Omar Minaya set the New York Mets back almost a decade with the outrageous contracts he offered. He paid big for players like Pedro Martinez, Carlos Beltran, Carlos Delgado, Moises Alou, and Johan Santana. The Mets didn’t have so much as a World Series appearance under his regime.

Look at the Philadelphia Phillies. They have three players on the top ten salary list in all of baseball and they are stuck with them now as they get older and decline. They haven’t even sniffed the playoffs the last two seasons.

The Dodgers had the first $30-million dollar man in Clayton Kershaw and for the first time in 14 years, surpassed the New York Yankees as the team with the highest payroll. If people hate the Yankees because they buy championships, this means the Dodgers are a shoe-in to raise the World Series flag this October, right? They had the same squad last season and guess what? No World Series.

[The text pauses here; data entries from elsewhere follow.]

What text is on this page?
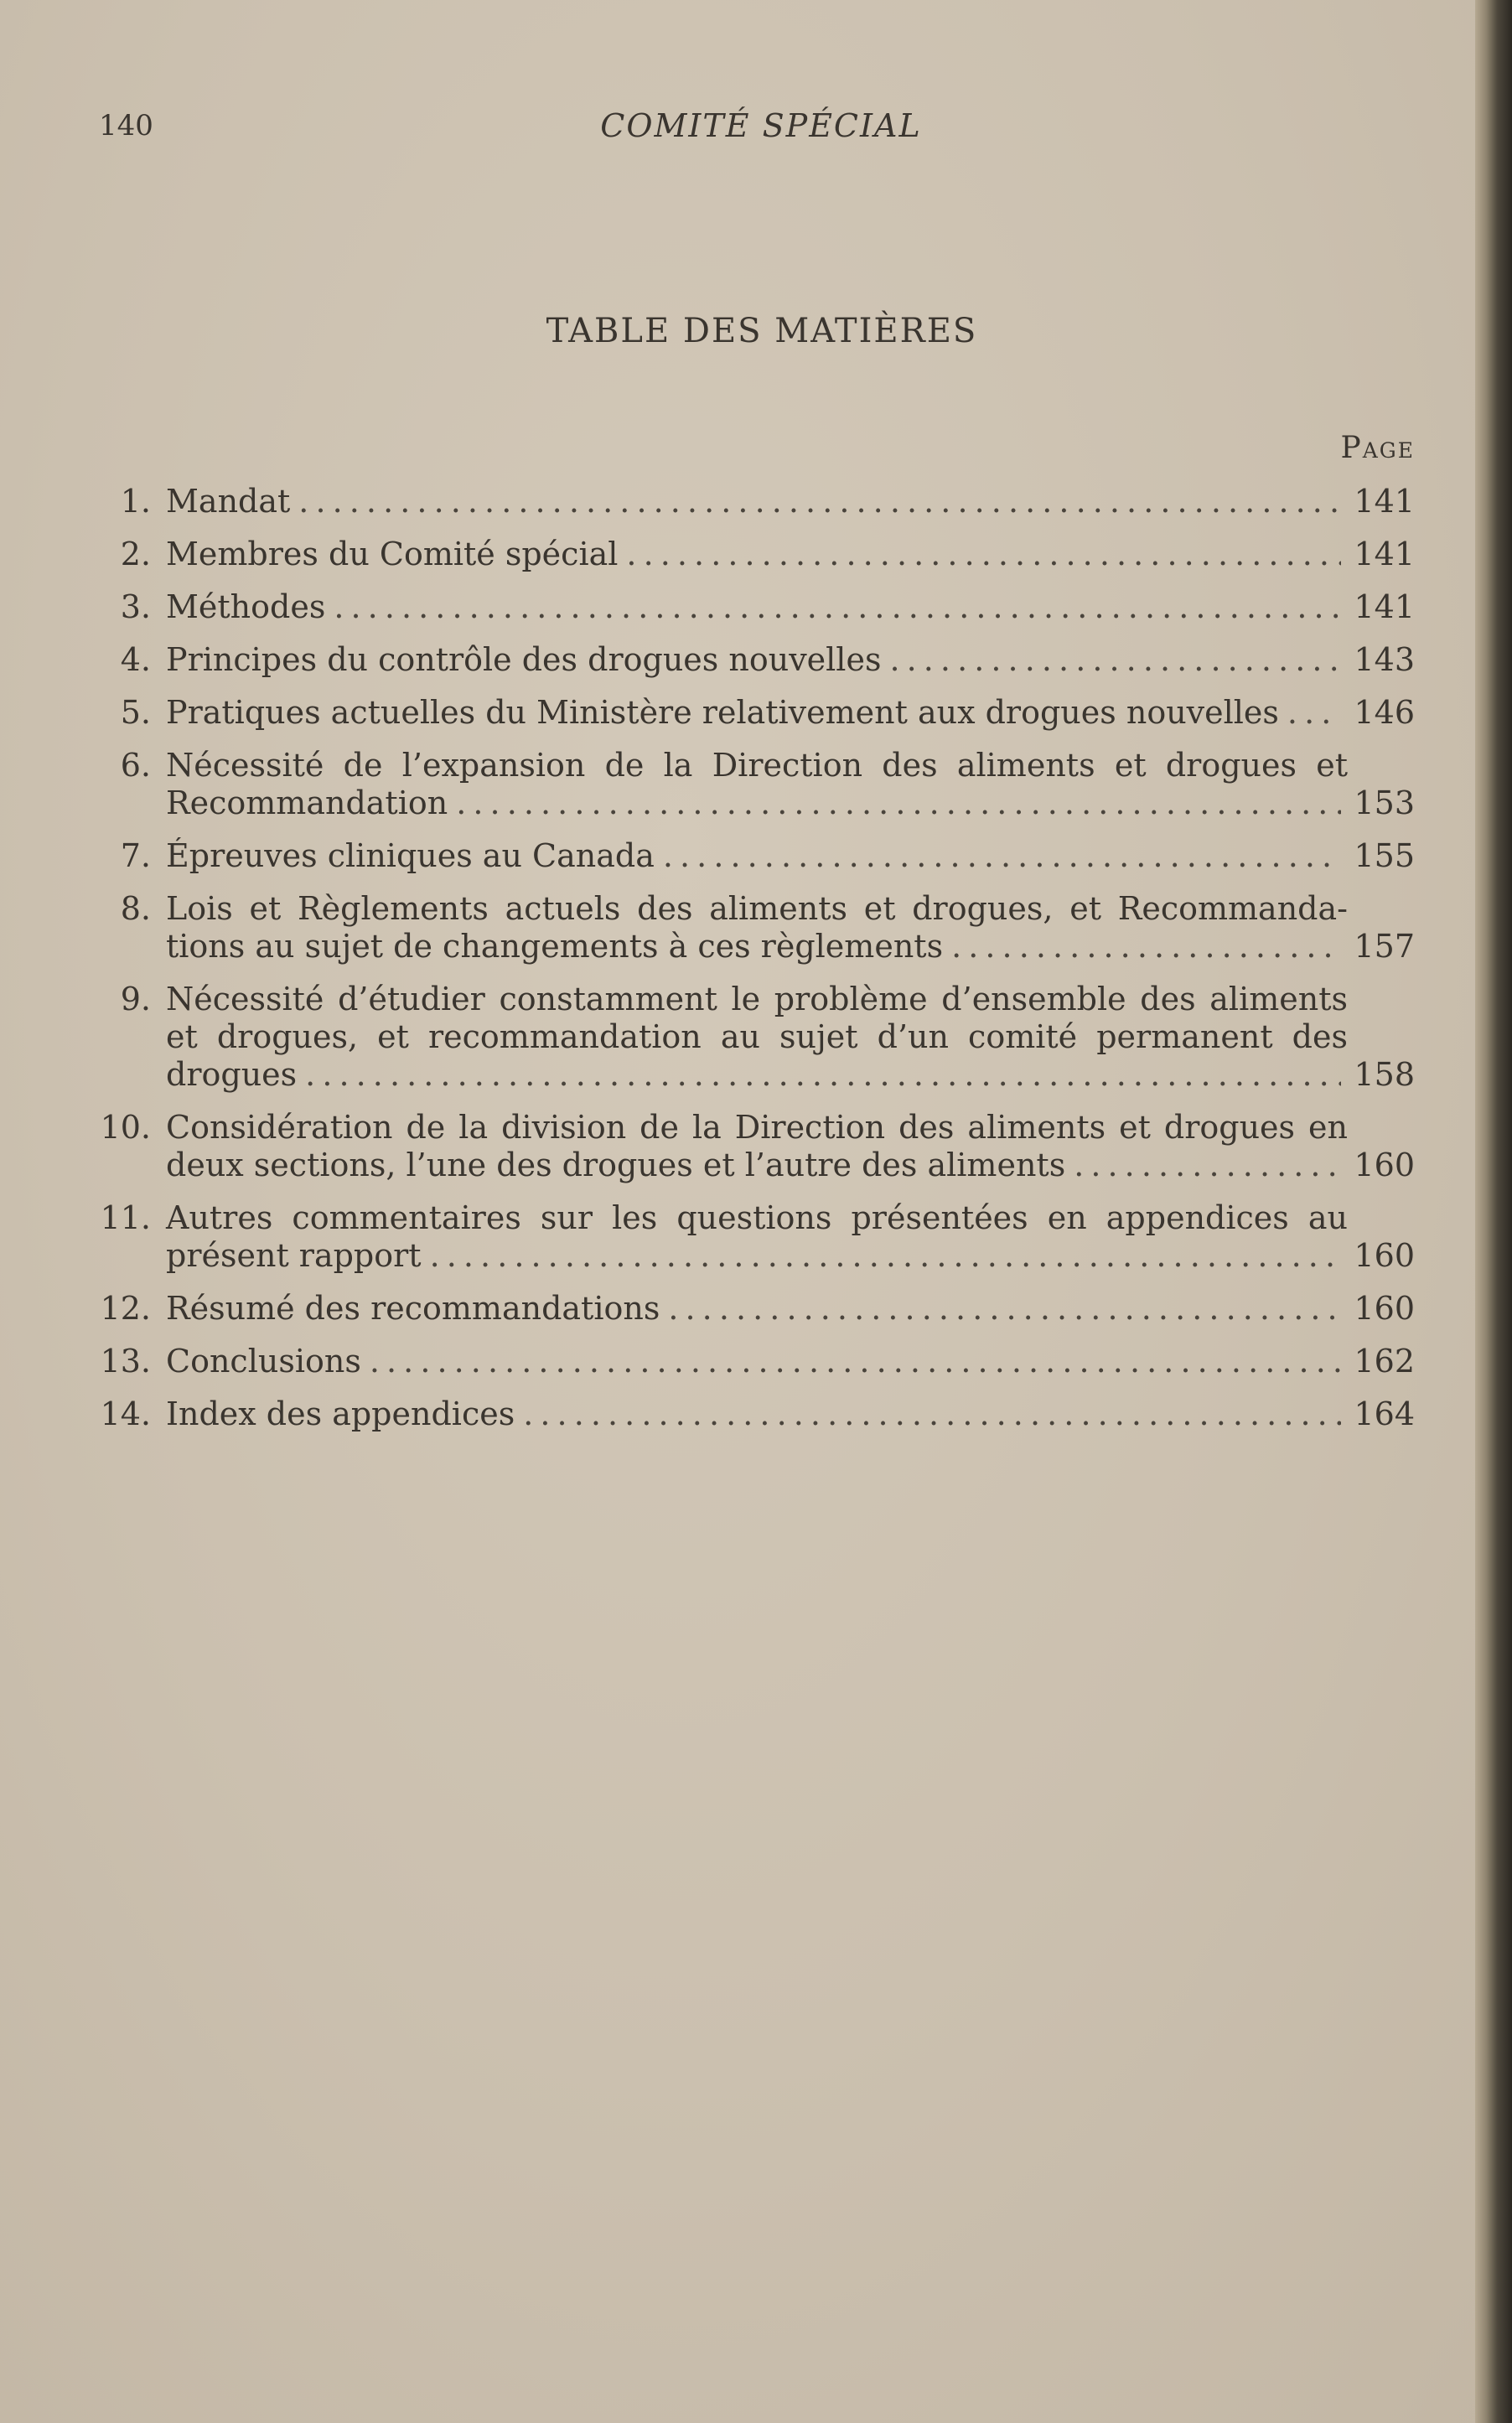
140	COMITÉ SPÉCIAL
TABLE DES MATIÈRES
Page
1. Mandat . . .	141
2. Membres du Comité spécial . . .	141
3. Méthodes . . .	141
4. Principes du contrôle des drogues nouvelles . . .	143
5. Pratiques actuelles du Ministère relativement aux drogues nouvelles . . . 146
6. Nécessité de l’expansion de la Direction des aliments et drogues et
Recommandation . . .	153
7. Épreuves cliniques au Canada . . .	155
8. Lois et Règlements actuels des aliments et drogues, et Recommanda-
tions au sujet de changements à ces règlements . . .	157
9. Nécessité d’étudier constamment le problème d’ensemble des aliments et drogues, et recommandation au sujet d’un comité permanent des
drogues . . .	158
10. Considération de la division de la Direction des aliments et drogues en
deux sections, l’une des drogues et l’autre des aliments . . .	160
11. Autres commentaires sur les questions présentées en appendices au
présent rapport . . .	160
12. Résumé des recommandations . . .	160
13. Conclusions . . .	162
14. Index des appendices . . .	164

There is much more than money to winning championships and the Yankees have proven that. It wasn’t until the mid-90s that George Steinbrenner found out his team’s success had to do more with chemistry and a steady, calming coaching staff than it did contract terms. Steinbrenner brought in a lot of high-priced talent in the 80s with the likes of Dave Winfield and Rickey Henderson, but it never amounted to anything because the money wasn’t spent in the right spots and he was firing high-profile managers on a seemingly season-by-season basis. Finally in the mid-90s, the Yankees and Gene Michael got it. Those Yankee teams had the Core Four, homegrown Yankee talent that our money was used to retain. The Warrior of the 90s dynasty, Paul O’Neill, was not bought, as the Yankees had to trade Roberto Kelly to acquire him. They both had nearly identical salaries, so it wasn’t a financial, but a personnel move. The Yankees had to trade off the beloved David Wells to bring Roger Clemens to town which broke the hearts of many a Yankee fan. Their salaries were in the same ballpark. Other significant players in the 90s dynasty that the Yankees were accused of buying were laughed at when they were fitted for their pinstripes. The Yankees were laughed at for overpaying for stars past their primes such as Scott Brosius, David Cone, Chili Davis, and Darryl Strawberry. When they paid off, all of a sudden the Yankees were buying championships.

After the dynasty ended, the Yankees started buying big name stars, the Giambis, the A-Rods, and the Randy Johnsons of the world. And the Yankees failed. It is because they drifted away from their own type of players and signed on anyone who could hit 40 home runs or strike out 200 batters. They weren’t the right fit and they were shipped away. That is what a lot of these teams seem to be doing.

Money certainly helps, but it doesn’t buy championships. While baseball does not have the parity of the NFL, teams like the San Francisco Giants, Anaheim Angels, Chicago White Sox, and Arizona Diamondbacks have all won a ring this millennium. It’s not always about how much money you spend, it is where and how you spend it. Hopefully this new flock of free agents is a lot like the 2009 squad and we bring home one last trophy for Derek Jeter.